Basti pensare agli attacchi dell’ex presidente filippino Rodrigo Duterte contro giudici e giornalisti. O alla Cambogia e ai tentativi del suo uomo forte, il primo ministro Hun Sen, di distruggere l’opposizione. Oppure a Narendra Modi, il primo ministro indiano, che alimenta le tensioni religiose e intimidisce gli avversari e la stampa. O ancora al nuovo codice penale indonesiano che criminalizza gli insulti rivolti al presidente.
La principale eccezione è finita in maniera tragica, e il paese in questione si è adeguato alla tendenza generale: le vivaci elezioni del 2015 chiudevano mezzo secolo di dittatura in Birmania, ma due anni fa la giunta militare ha ripreso il potere con un colpo di stato. La leader democratica Aung San Suu Kyi è stata arrestata e i generali governano il paese con il terrore.
Segnali positivi
Eppure nel continente stanno riemergendo flebili segnali di democrazia. Molti si aspettavano che il governo del successore di Duterte sarebbe stato altrettanto ambiguo e minaccioso. Ferdinand “Bongbong” Marcos è dopo tutto il figlio dell’ultimo cleptocrate che le Filippine hanno spodestato nel 1986. Eppure, dall’elezione dello scorso giugno, il suo governo è concentrato sulla buona amministrazione e i risultati, per ora, non sono scoraggianti come previsto.
Fino a luglio lo Sri Lanka stava precipitando in una distopia controllata dalla famiglia del presidente Gotabaya Rajapaksa. Poi le proteste lo hanno costretto a lasciare il paese e hanno spinto il suo clan a rinunciare al potere. La ripresa dello Sri Lanka deve ancora cominciare, ma la cacciata dei Rajapaksa era una premessa essenziale.
Lo scorso dicembre c’è stato un passaggio di potere alle Fiji, tumultuoso ma lontano dai disordini temuti. Il suo ex primo ministro, Frank Bainimarama, al potere da sedici anni dopo un colpo di stato, ha perso le elezioni e dopo averci pensato un po’, si è fatto da parte. Anche in Malaysia l’insediamento del primo ministro Anwar Ibrahim, un riformista molto osteggiato in passato, è stato in larga misura pacifico. In Thailandia un altro leader golpista, Prayuth Chan-ocha, presiede un governo che include dei civili, e quest’anno ha promesso le elezioni. Il controllo che esercita è meno ferreo di quanto vorrebbe, e un’opposizione determinata sta emergendo contro i “vecchi zii”, il soprannome con cui sono presi in giro Prayuth e la sua squadra.

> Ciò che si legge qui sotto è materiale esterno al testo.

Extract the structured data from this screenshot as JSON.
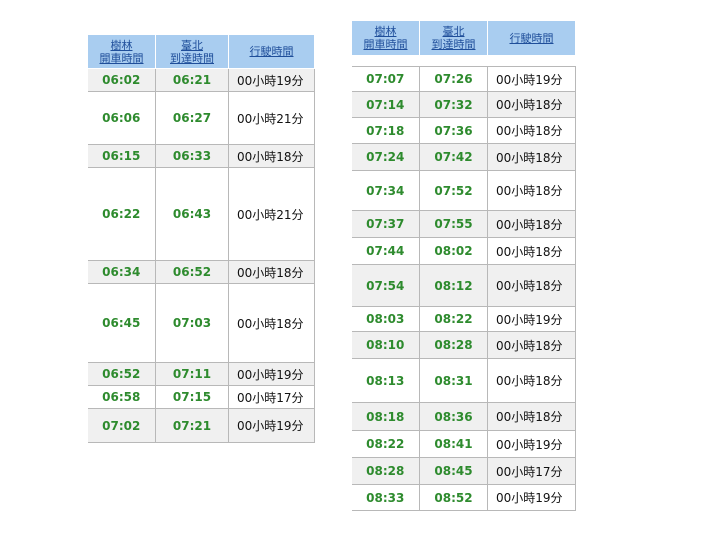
{
  "left_table": {
    "headers": [
      "樹林\n開車時間",
      "臺北\n到達時間",
      "行駛時間"
    ],
    "rows": [
      {
        "dep": "06:02",
        "arr": "06:21",
        "dur": "00小時19分"
      },
      {
        "dep": "06:06",
        "arr": "06:27",
        "dur": "00小時21分"
      },
      {
        "dep": "06:15",
        "arr": "06:33",
        "dur": "00小時18分"
      },
      {
        "dep": "06:22",
        "arr": "06:43",
        "dur": "00小時21分"
      },
      {
        "dep": "06:34",
        "arr": "06:52",
        "dur": "00小時18分"
      },
      {
        "dep": "06:45",
        "arr": "07:03",
        "dur": "00小時18分"
      },
      {
        "dep": "06:52",
        "arr": "07:11",
        "dur": "00小時19分"
      },
      {
        "dep": "06:58",
        "arr": "07:15",
        "dur": "00小時17分"
      },
      {
        "dep": "07:02",
        "arr": "07:21",
        "dur": "00小時19分"
      }
    ]
  },
  "right_table": {
    "headers": [
      "樹林\n開車時間",
      "臺北\n到達時間",
      "行駛時間"
    ],
    "rows": [
      {
        "dep": "07:07",
        "arr": "07:26",
        "dur": "00小時19分"
      },
      {
        "dep": "07:14",
        "arr": "07:32",
        "dur": "00小時18分"
      },
      {
        "dep": "07:18",
        "arr": "07:36",
        "dur": "00小時18分"
      },
      {
        "dep": "07:24",
        "arr": "07:42",
        "dur": "00小時18分"
      },
      {
        "dep": "07:34",
        "arr": "07:52",
        "dur": "00小時18分"
      },
      {
        "dep": "07:37",
        "arr": "07:55",
        "dur": "00小時18分"
      },
      {
        "dep": "07:44",
        "arr": "08:02",
        "dur": "00小時18分"
      },
      {
        "dep": "07:54",
        "arr": "08:12",
        "dur": "00小時18分"
      },
      {
        "dep": "08:03",
        "arr": "08:22",
        "dur": "00小時19分"
      },
      {
        "dep": "08:10",
        "arr": "08:28",
        "dur": "00小時18分"
      },
      {
        "dep": "08:13",
        "arr": "08:31",
        "dur": "00小時18分"
      },
      {
        "dep": "08:18",
        "arr": "08:36",
        "dur": "00小時18分"
      },
      {
        "dep": "08:22",
        "arr": "08:41",
        "dur": "00小時19分"
      },
      {
        "dep": "08:28",
        "arr": "08:45",
        "dur": "00小時17分"
      },
      {
        "dep": "08:33",
        "arr": "08:52",
        "dur": "00小時19分"
      }
    ]
  }
}
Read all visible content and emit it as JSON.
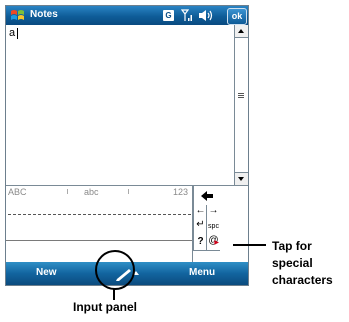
{
  "window": {
    "title": "Notes",
    "ok_label": "ok",
    "status_badge": "G"
  },
  "note": {
    "content": "a"
  },
  "keyboard": {
    "abc_upper": "ABC",
    "abc_lower": "abc",
    "numbers": "123",
    "space_key": "spc",
    "question_key": "?",
    "at_key": "@"
  },
  "menubar": {
    "left_softkey": "New",
    "right_softkey": "Menu"
  },
  "annotations": {
    "input_panel": "Input panel",
    "special_chars_line1": "Tap for special",
    "special_chars_line2": "characters"
  },
  "colors": {
    "titlebar": "#0e5c98",
    "menubar": "#12649f"
  }
}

La Birmania è sconvolta dalla guerra civile, ma lo spietato generale Min Aung Hlaing ha involontariamente fomentato la resistenza democratica. E anche in Iran le nuove generazioni stanno dimostrando di essere disposte a morire per la libertà.
Resta molto da fare
Tutti questi segnali non formano necessariamente uno schema logico. E, va detto, ampie regioni del continente non hanno mai conosciuto la democrazia. Cina, Laos e Vietnam sono tre delle quattro dittature leniniste sopravvissute in tutto il mondo. Senza contare la Corea del Nord.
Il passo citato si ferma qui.